In January 2007, I provided character narration for Not for Sale, a documentary about the return of the global slave trade, based on David Batstone’s book of the same title. This month Julia Ormond, Ashley Judd, and many others helped launch the rockumentary, Call+Response These films seek to raise public awareness about human trafficking.

The global slave trade continues to thrive because it goes largely unnoticed, or worse misperceived. This isn’t a third-world problem or merely an immigration issue. There are predators today who view people, especially women and children, as commodities. Those born in poverty are the most susceptible, but anyone anywhere can be a victim.
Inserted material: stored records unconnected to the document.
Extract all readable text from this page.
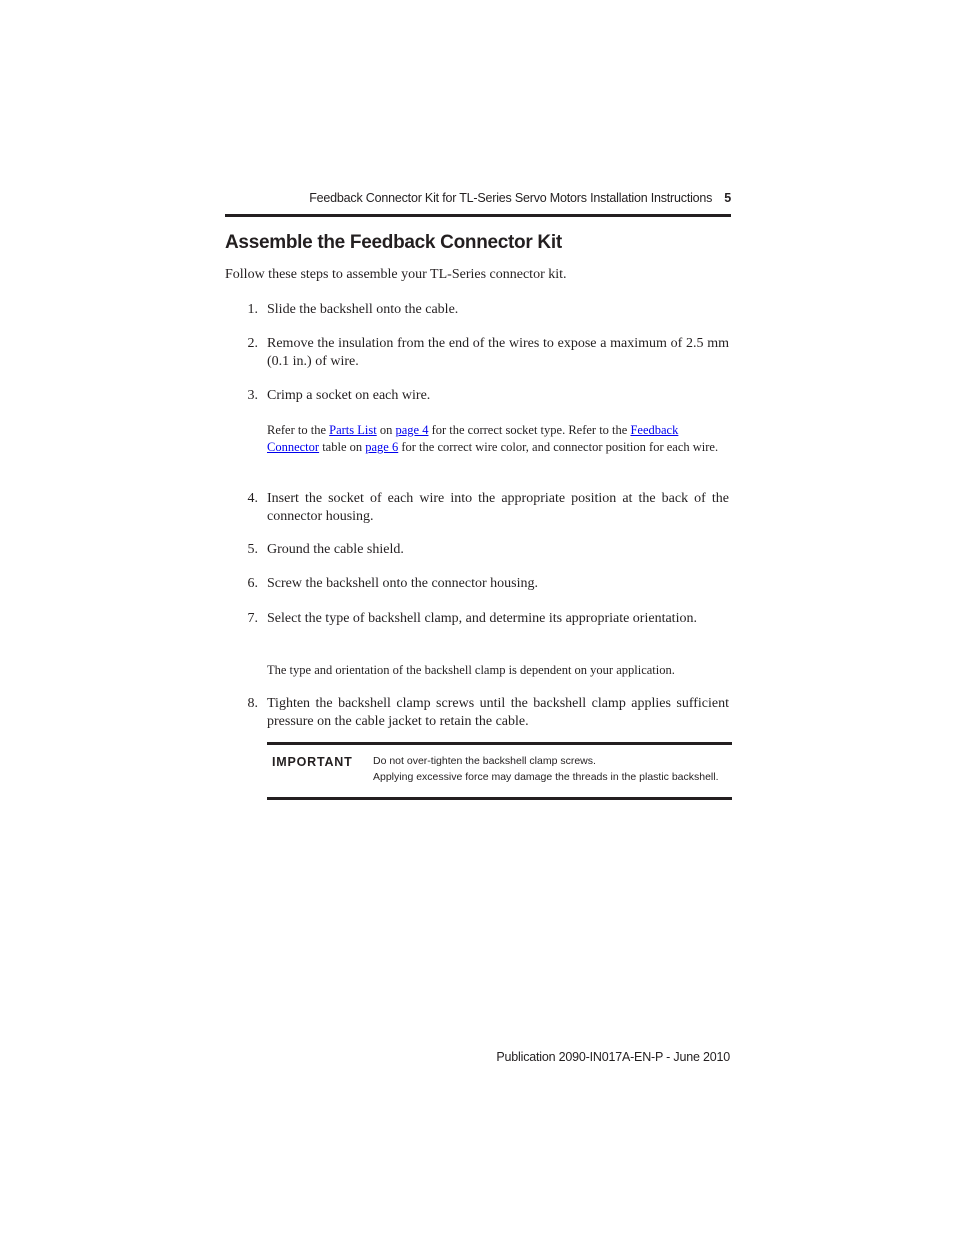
Feedback Connector Kit for TL-Series Servo Motors Installation Instructions 5
Assemble the Feedback Connector Kit

Follow these steps to assemble your TL-Series connector kit.

1. Slide the backshell onto the cable.
2. Remove the insulation from the end of the wires to expose a maximum of 2.5 mm (0.1 in.) of wire.
3. Crimp a socket on each wire.
Refer to the Parts List on page 4 for the correct socket type. Refer to the Feedback Connector table on page 6 for the correct wire color, and connector position for each wire.
4. Insert the socket of each wire into the appropriate position at the back of the connector housing.
5. Ground the cable shield.
6. Screw the backshell onto the connector housing.
7. Select the type of backshell clamp, and determine its appropriate orientation.
The type and orientation of the backshell clamp is dependent on your application.
8. Tighten the backshell clamp screws until the backshell clamp applies sufficient pressure on the cable jacket to retain the cable.
IMPORTANT Do not over-tighten the backshell clamp screws.
Applying excessive force may damage the threads in the plastic backshell.
Publication 2090-IN017A-EN-P - June 2010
Human trafficking is the fastest growing and most profitable crime in the world. The United States estimates that over 600,000 people are trafficked across international borders every year and forced into slavery for sex and labor.  Of that number, it is believed that 80% are women and girls and 50% are minors. These are conservative estimates when you consider the number of incidents that are undetected and the fact that this estimate does not include people trafficked within their own borders.

This is happening all over the world — yes, here in the United States as well.
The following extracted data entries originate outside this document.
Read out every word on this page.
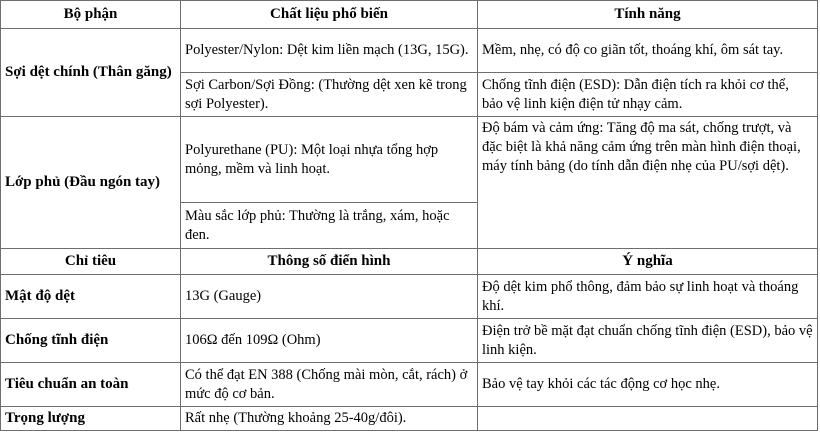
Bộ phận	Chất liệu phổ biến	Tính năng
Sợi dệt chính (Thân găng)	Polyester/Nylon: Dệt kim liền mạch (13G, 15G).	Mềm, nhẹ, có độ co giãn tốt, thoáng khí, ôm sát tay.
	Sợi Carbon/Sợi Đồng: (Thường dệt xen kẽ trong sợi Polyester).	Chống tĩnh điện (ESD): Dẫn điện tích ra khỏi cơ thể, bảo vệ linh kiện điện tử nhạy cảm.
Lớp phủ (Đầu ngón tay)	Polyurethane (PU): Một loại nhựa tổng hợp mỏng, mềm và linh hoạt.	Độ bám và cảm ứng: Tăng độ ma sát, chống trượt, và đặc biệt là khả năng cảm ứng trên màn hình điện thoại, máy tính bảng (do tính dẫn điện nhẹ của PU/sợi dệt).
	Màu sắc lớp phủ: Thường là trắng, xám, hoặc đen.	
Chỉ tiêu	Thông số điển hình	Ý nghĩa
Mật độ dệt	13G (Gauge)	Độ dệt kim phổ thông, đảm bảo sự linh hoạt và thoáng khí.
Chống tĩnh điện	106Ω đến 109Ω (Ohm)	Điện trở bề mặt đạt chuẩn chống tĩnh điện (ESD), bảo vệ linh kiện.
Tiêu chuẩn an toàn	Có thể đạt EN 388 (Chống mài mòn, cắt, rách) ở mức độ cơ bản.	Bảo vệ tay khỏi các tác động cơ học nhẹ.
Trọng lượng	Rất nhẹ (Thường khoảng 25-40g/đôi).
The United States is a source and destination country for thousands of men, women, and children trafficked for the purposes of sexual and labor exploitation . . .  An unknown number of American citizens and legal residents are trafficked within the country primarily for sexual servitude and, to a lesser extent, forced labor.

— From the U.S. Dept. of State June, 2007, Trafficking In Persons Report

Next month, the United States may elect its first black president. It’s not surprising, therefore, that much of the discourse leading up to this election has included issues of race and slavery, but often relegating slavery to a footnote in history. Although African slaves in colonial America were emancipated by the Thirteenth Amendment to the Constitution, it’s hugely misleading to think that slavery has been abolished in this country.  All we’ve done is make it illegal.
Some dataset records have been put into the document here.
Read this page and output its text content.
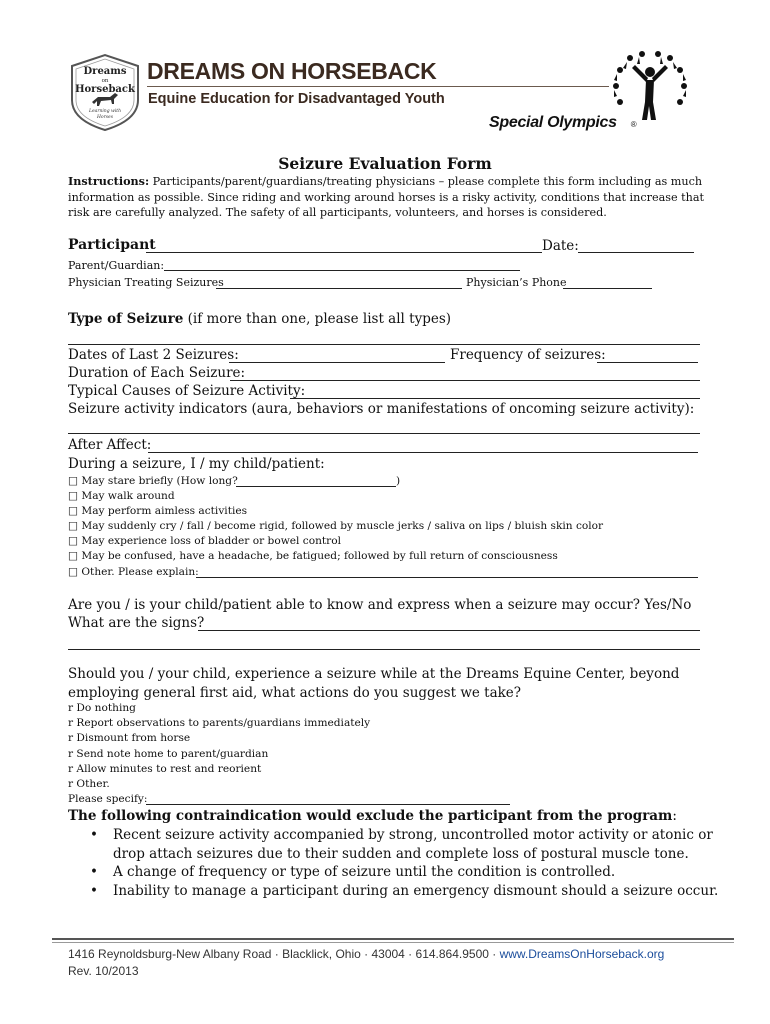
Dreams
on
Horseback
Learning with
Horses
DREAMS ON HORSEBACK
Equine Education for Disadvantaged Youth
Special Olympics ®
Seizure Evaluation Form
Instructions: Participants/parent/guardians/treating physicians – please complete this form including as much information as possible. Since riding and working around horses is a risky activity, conditions that increase that risk are carefully analyzed. The safety of all participants, volunteers, and horses is considered.
Participant	Date:
Parent/Guardian:
Physician Treating Seizures	Physician’s Phone
Type of Seizure (if more than one, please list all types)
Dates of Last 2 Seizures:	Frequency of seizures:
Duration of Each Seizure:
Typical Causes of Seizure Activity:
Seizure activity indicators (aura, behaviors or manifestations of oncoming seizure activity):
After Affect:
During a seizure, I / my child/patient:
□ May stare briefly (How long?	)
□ May walk around
□ May perform aimless activities
□ May suddenly cry / fall / become rigid, followed by muscle jerks / saliva on lips / bluish skin color
□ May experience loss of bladder or bowel control
□ May be confused, have a headache, be fatigued; followed by full return of consciousness
□ Other. Please explain:
Are you / is your child/patient able to know and express when a seizure may occur? Yes/No
What are the signs?
Should you / your child, experience a seizure while at the Dreams Equine Center, beyond
employing general first aid, what actions do you suggest we take?
r Do nothing
r Report observations to parents/guardians immediately
r Dismount from horse
r Send note home to parent/guardian
r Allow minutes to rest and reorient
r Other.
Please specify:
The following contraindication would exclude the participant from the program:
• Recent seizure activity accompanied by strong, uncontrolled motor activity or atonic or
drop attach seizures due to their sudden and complete loss of postural muscle tone.
• A change of frequency or type of seizure until the condition is controlled.
• Inability to manage a participant during an emergency dismount should a seizure occur.
1416 Reynoldsburg-New Albany Road · Blacklick, Ohio · 43004 · 614.864.9500 · www.DreamsOnHorseback.org
Rev. 10/2013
There are ways to detect possible incidents of human trafficking.  Unfortunately they are often confused with — or upstaged by — other crimes.  The most obvious may be signs of physical abuse, underage prostitution, child labor, people smuggling. Predators may entice victims through what appear to be legitimate employment opportunities with modeling agencies, babysitting services, massage parlors, and other industries.  When it involves people who aren’t citizens of the U.S., a big flag is raised if those individuals don’t have immediate possession and control of their own legal documents, passports and so forth. The point of these resources (and this blog) is not to raise paranoia, but awareness. Taking notice of things is a first step to empowerment. That can lead to all kinds of positive change.